Monday, September 23, 2002

So apparently I've been coming across as depressed lately. This is inaccurate, at least to some extent. I'm doing just fine. I'm not depressed at all, actually. I have a lot on my mind, but that's something entirely different. See, just because I have a lot to think about doesn't mean I'm depressed.

It was tough having to suddenly adapt to having roommates within a week. I knew in the back of my mind that it was always a potential thing, and Joe's my best friend and Lara's great, so it's not that I mind having them around. Part of it is just getting used to having people around all the time again. Sure, I had roommates all the time (with the exception of one semester in college, and most of that semester Chris lived in the room with me anyway) when I was in college, but I've been out on my own two years straight now. And there are times where it's depressing, being home alone by yourself. But there's also times where it's very nice. It's a give-and-take situation, really, and I'm just slowly figuring out how to convert my mind back from living by myself to living with roommates.
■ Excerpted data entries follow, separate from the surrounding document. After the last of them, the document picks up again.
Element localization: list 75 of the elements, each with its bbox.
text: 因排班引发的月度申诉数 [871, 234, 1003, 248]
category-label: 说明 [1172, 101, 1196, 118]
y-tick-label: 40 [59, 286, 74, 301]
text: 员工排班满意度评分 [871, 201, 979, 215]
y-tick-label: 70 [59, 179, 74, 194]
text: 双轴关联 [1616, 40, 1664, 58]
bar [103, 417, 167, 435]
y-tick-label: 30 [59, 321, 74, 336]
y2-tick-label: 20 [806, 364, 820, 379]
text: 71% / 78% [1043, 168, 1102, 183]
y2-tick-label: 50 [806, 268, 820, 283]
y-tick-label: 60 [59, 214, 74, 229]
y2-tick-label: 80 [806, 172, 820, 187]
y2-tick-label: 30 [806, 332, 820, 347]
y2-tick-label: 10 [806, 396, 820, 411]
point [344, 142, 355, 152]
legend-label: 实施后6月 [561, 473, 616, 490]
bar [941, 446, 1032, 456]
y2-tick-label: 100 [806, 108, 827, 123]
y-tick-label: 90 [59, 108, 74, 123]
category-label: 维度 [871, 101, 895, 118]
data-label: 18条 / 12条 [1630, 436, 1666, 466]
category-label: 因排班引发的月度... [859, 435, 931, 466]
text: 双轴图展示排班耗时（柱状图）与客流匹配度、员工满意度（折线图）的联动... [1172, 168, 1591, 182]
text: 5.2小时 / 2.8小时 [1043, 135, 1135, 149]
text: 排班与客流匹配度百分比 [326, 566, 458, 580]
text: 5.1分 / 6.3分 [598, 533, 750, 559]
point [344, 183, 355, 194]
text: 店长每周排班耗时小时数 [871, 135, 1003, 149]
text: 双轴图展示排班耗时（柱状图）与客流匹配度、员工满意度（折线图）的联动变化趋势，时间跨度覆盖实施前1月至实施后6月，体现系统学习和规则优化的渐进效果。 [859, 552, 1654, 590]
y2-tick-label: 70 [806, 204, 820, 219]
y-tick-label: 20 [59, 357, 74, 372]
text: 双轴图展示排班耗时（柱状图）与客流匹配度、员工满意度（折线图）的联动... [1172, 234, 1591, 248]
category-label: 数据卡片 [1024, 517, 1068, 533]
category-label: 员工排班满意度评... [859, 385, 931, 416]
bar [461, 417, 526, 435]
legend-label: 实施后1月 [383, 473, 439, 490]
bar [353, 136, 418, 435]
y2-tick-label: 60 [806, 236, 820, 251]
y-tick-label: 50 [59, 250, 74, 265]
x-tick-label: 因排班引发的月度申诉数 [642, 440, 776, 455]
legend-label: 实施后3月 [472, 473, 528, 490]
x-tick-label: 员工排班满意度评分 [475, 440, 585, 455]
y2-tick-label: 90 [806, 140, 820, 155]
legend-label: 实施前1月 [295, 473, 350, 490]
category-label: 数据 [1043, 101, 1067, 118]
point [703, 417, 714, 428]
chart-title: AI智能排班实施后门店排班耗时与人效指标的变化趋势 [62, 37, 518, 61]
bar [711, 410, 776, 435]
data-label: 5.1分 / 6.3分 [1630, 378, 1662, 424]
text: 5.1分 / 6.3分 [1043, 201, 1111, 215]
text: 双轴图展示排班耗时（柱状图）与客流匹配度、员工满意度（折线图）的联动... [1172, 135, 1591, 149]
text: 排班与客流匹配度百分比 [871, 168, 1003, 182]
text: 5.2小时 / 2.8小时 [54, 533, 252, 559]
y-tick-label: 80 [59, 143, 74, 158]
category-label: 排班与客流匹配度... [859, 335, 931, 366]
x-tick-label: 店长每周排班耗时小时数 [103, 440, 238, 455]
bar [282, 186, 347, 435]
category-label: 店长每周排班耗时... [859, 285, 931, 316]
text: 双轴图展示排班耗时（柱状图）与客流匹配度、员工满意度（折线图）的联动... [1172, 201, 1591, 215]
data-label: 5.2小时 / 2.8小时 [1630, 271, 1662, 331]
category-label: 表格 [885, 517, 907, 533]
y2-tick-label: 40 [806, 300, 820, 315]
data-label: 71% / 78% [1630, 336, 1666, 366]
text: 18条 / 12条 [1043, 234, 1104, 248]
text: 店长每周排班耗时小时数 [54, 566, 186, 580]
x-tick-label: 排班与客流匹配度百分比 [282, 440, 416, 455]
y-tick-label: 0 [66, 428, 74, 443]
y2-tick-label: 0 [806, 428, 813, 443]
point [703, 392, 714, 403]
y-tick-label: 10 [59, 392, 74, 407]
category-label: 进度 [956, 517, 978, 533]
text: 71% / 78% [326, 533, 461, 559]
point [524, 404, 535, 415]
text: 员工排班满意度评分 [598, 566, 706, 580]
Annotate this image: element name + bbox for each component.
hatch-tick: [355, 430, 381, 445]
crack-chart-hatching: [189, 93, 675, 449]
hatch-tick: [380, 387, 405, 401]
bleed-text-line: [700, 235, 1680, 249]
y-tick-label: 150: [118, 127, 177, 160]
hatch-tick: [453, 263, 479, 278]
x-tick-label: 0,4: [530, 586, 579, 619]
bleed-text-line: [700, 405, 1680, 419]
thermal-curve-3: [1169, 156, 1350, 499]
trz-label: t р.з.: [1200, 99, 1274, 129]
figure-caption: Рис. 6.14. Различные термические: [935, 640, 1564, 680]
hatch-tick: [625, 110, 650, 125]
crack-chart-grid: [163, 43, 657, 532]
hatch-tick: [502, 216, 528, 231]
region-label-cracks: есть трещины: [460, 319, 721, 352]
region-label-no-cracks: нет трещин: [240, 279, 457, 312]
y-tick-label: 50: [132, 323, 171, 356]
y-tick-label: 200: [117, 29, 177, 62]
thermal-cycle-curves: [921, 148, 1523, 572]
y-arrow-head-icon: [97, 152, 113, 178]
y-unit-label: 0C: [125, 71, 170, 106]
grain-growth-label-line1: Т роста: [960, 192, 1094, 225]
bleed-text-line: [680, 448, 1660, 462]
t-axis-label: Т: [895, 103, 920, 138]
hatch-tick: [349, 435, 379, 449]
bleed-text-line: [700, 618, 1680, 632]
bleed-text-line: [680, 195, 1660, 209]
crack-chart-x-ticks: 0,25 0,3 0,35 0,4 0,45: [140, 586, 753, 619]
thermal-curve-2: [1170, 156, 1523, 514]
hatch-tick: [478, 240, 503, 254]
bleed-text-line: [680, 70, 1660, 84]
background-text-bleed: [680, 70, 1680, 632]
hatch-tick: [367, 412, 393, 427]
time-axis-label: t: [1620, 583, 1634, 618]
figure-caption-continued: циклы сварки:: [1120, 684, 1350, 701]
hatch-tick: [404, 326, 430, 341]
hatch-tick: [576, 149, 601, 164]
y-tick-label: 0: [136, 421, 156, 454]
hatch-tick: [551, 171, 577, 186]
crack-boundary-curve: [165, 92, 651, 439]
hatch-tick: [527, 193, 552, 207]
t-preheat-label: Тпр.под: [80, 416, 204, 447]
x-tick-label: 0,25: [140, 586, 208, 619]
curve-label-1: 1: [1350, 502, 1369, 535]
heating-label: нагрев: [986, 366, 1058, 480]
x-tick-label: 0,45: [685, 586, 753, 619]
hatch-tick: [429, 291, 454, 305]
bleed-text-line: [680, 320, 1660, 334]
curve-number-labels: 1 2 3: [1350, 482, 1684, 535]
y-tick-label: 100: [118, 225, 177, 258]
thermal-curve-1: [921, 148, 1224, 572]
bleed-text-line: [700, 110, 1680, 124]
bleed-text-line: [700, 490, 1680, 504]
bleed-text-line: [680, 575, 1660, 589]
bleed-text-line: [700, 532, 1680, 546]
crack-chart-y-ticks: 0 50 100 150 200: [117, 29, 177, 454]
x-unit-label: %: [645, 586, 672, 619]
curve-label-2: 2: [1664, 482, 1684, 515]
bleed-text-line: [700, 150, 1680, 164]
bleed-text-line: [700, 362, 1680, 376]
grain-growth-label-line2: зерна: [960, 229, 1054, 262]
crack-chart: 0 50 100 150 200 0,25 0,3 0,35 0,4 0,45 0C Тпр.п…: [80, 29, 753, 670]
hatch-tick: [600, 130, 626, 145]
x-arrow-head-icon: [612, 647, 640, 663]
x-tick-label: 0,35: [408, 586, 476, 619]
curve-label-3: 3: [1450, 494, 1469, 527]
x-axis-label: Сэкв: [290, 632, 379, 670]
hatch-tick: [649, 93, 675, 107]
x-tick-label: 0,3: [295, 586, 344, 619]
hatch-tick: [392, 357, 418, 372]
The nicest thing is the ability to get a second opinion on anything right away. And a third, in all actuality, because Joe and Lara don't agree a lot. And it's nice to have people to talk to when I get home from work, and people to hang out with. It just means a mindshift. That's all. I'm not complaining. Honestly. Promise. Seriously. I'm not complaining. It's just something to wrap my head around.

As for my other problems, I seem to have gotten most of them into some state of mental stability. That which I can change, I have, or am in the process of changing. That which I cannot change I have either dealt with, am planning to deal with, am in the process of dealing with or am accepting. No point in giving myself an aneurism (sp?) or anything...

Oh, Starfox Adventures comes out today... mmm... Zelda-like game. Rare seems to be going over to Microsoft... and if that means I get a new Conker game, that's just peachy with me.

I dunno why everyone else stopped posting so much. Maybe I'll email some Boots To The Head... *evilgrin*

"And to my dear friend Greg, I bequeath... a Boot to the Head."